La marca Pod es sueca y, como las estufas de esa marca tienen más de treinta años, en el Uruguay son pocas.
Cuando voy a limpiar la mía sus manos entran en la mecha quemada: van oprimiendo los bordes para sacarle los residuos del fuego que estuvo ardiendo alrededor de los casquetes. El carbón se desprende en pequeños granos desparejos que caen en una hoja de papel de diario. Se ennegrecen los dedos aceitados por el querosén que empapa la mecha fría. A cada movimiento, una llovizna menuda de polvo quemado riega el papel con un murmullo. Cuando se dan vuelta las chimeneas, tras cuyos ojos de mica ardió el fuego, caen hojuelas de óxido. Es la piel de los cilindros, calcinada. Una descamación interior -durante muchos inviernos se han acercado los fósforos a esas mechas- que no afectó todavía la función irradiadora de esos tubos. Hay un trapo a mano; se limpian los casquetes difusores, se deshollinan los dedos que fueron repasando en círculo cada mecha hasta obtener un acariciado sin relieves, dócil al tacto. Se alimenta después el tanque: por la abertura pequeña, a través del embudo, se oye gorgotear el combustible mientras se lo ve por la abertura grande ir impulsando la boya hacia arriba, un cilindro de corcho del tamaño de un dedal, hasta emerger. Cuando la estufa era nueva, o más joven por lo menos, el llenado se controlaba mirando una aguja que se ponía en movimiento al comenzar la operación. Un día aquella brújula no funcionó más.

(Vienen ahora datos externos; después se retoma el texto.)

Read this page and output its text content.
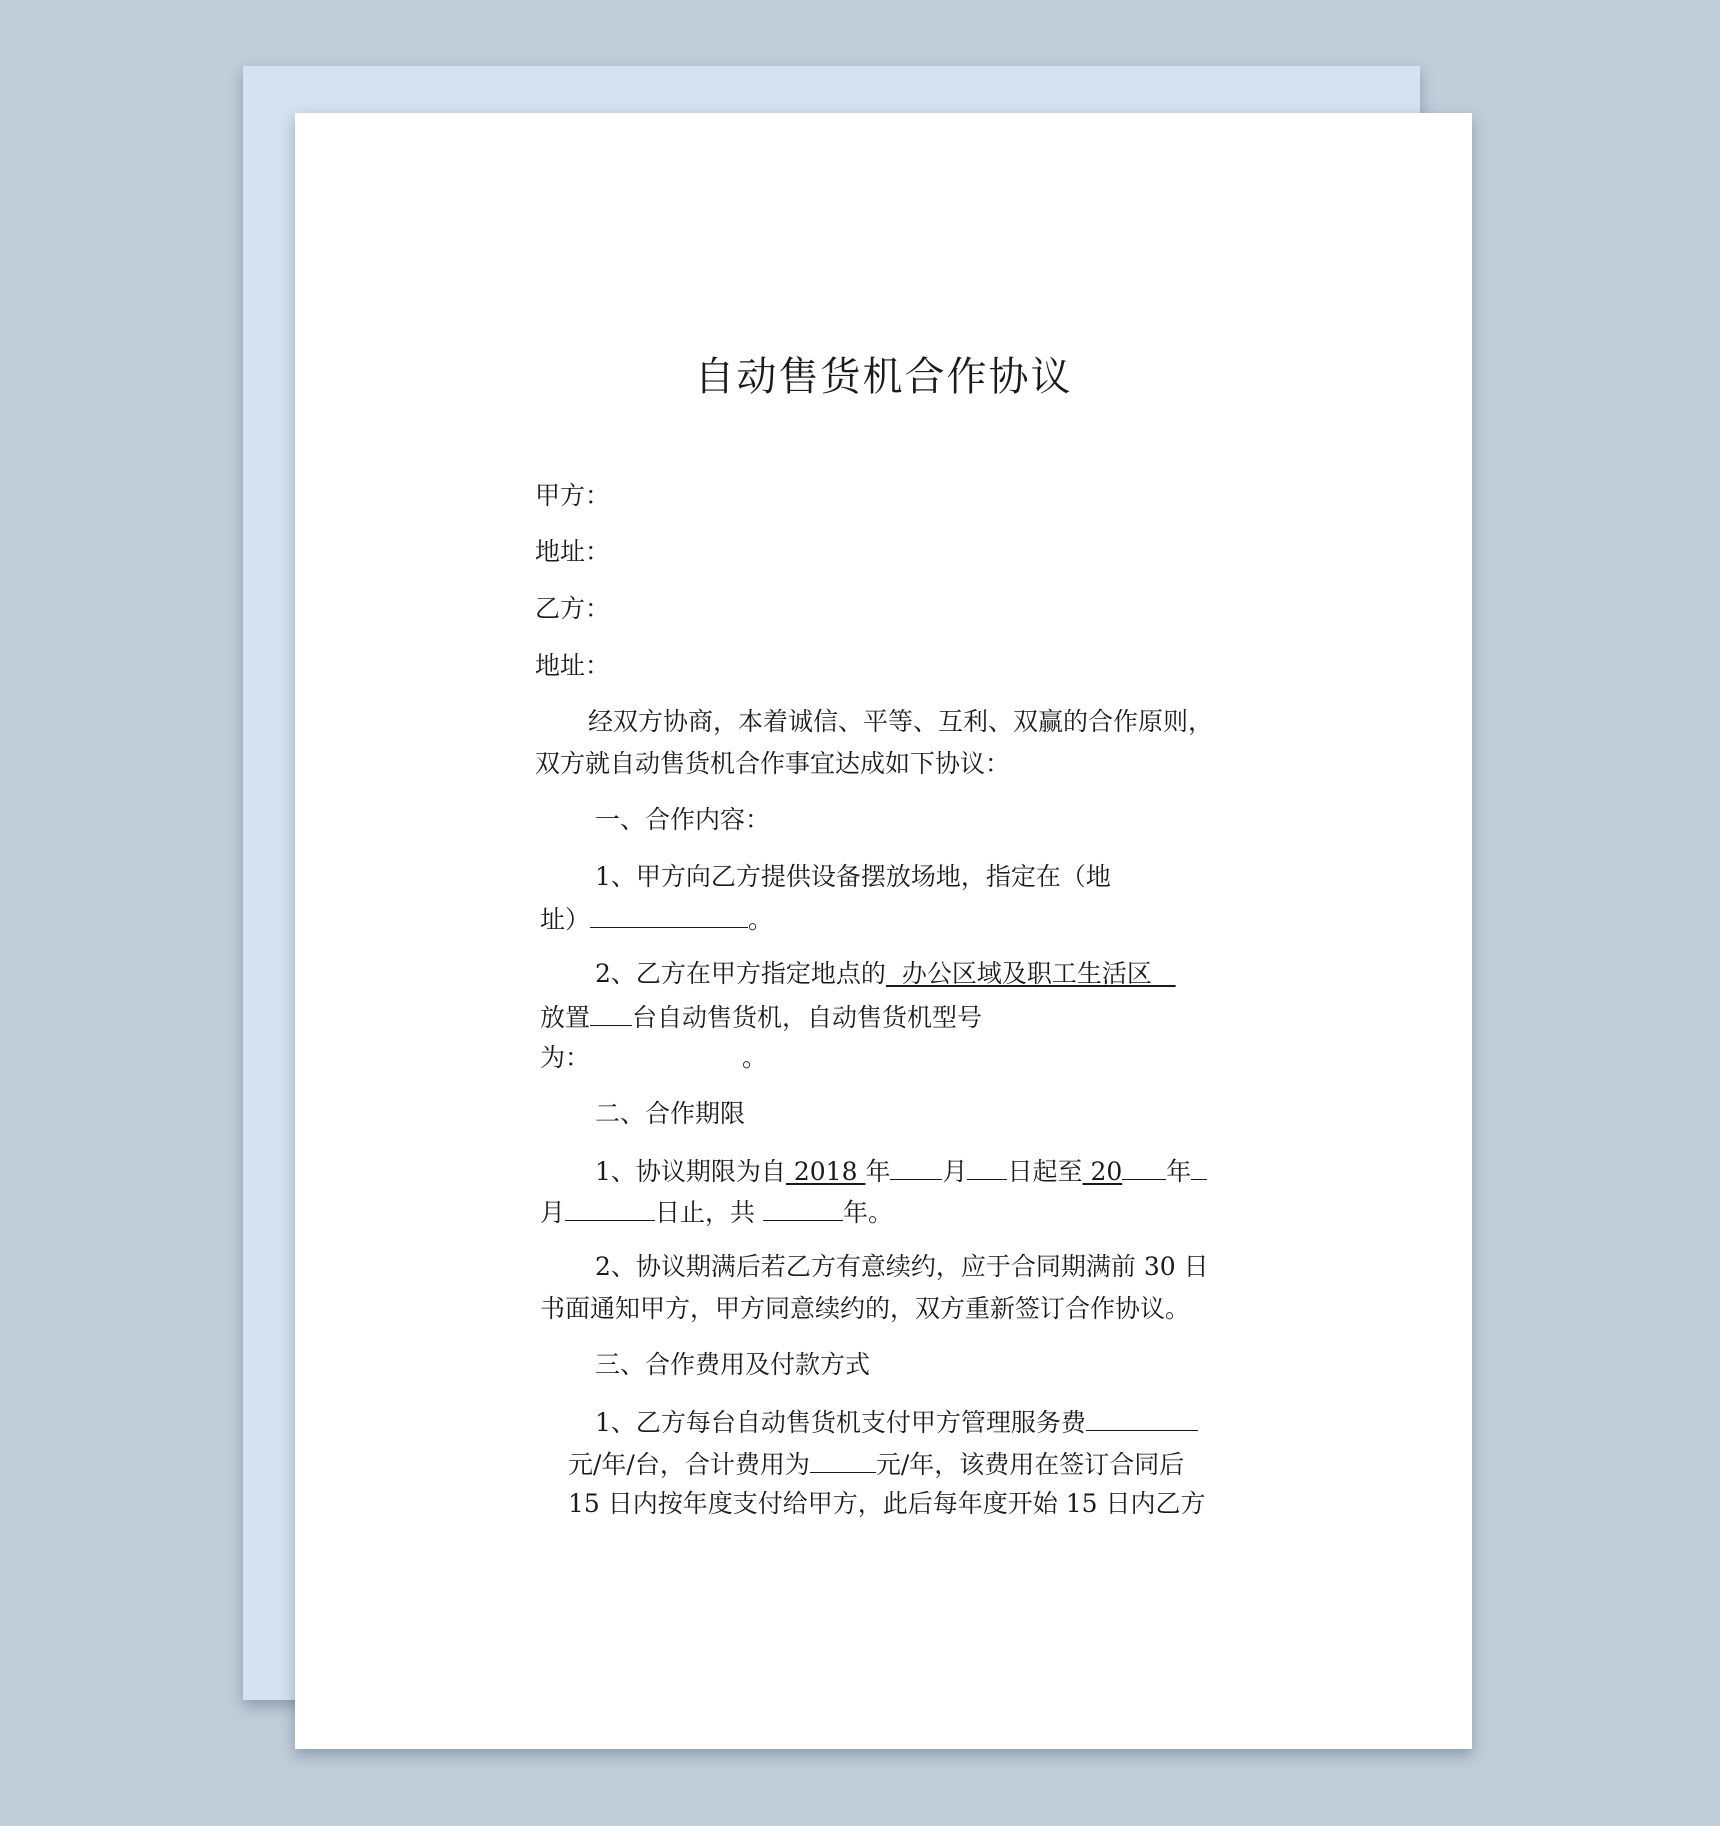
自动售货机合作协议
甲方：
地址：
乙方：
地址：
经双方协商，本着诚信、平等、互利、双赢的合作原则，
双方就自动售货机合作事宜达成如下协议：
一、合作内容：
1、甲方向乙方提供设备摆放场地，指定在（地
址）	。
2、乙方在甲方指定地点的  办公区域及职工生活区
放置 台自动售货机，自动售货机型号
为：	。
二、合作期限
1、协议期限为自 2018 年 月 日起至 20 年
月	日止，共	年。
2、协议期满后若乙方有意续约，应于合同期满前 30 日
书面通知甲方，甲方同意续约的，双方重新签订合作协议。
三、合作费用及付款方式
1、乙方每台自动售货机支付甲方管理服务费
元/年/台，合计费用为	元/年，该费用在签订合同后
15 日内按年度支付给甲方，此后每年度开始 15 日内乙方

En esa operación contaban mucho las manos. La paciencia segura con que trabajaban sobre cada pieza apagada desmontando el mecanismo de irradiación en todas sus partes con la pulcritud que hubiera podido poner el inventor sueco (probablemente llamado Pod o que, sabiendo por qué, hubiera decidido llamar Pod a su invento). Eran las manos y el perfil, el reposo de la acción que yo presenciaba, lo que depuraba el objeto. Eso era.
Y era un rito nocturno: el último de la sociedad familiar. Su limpieza marcaba la hora de ingresar a los mecanismos de lo que daba calor cuando hacía frío. La de preparar sus circuitos para que diera llama, sólo llama, sin olor, al ser puesto en actividad al otro día.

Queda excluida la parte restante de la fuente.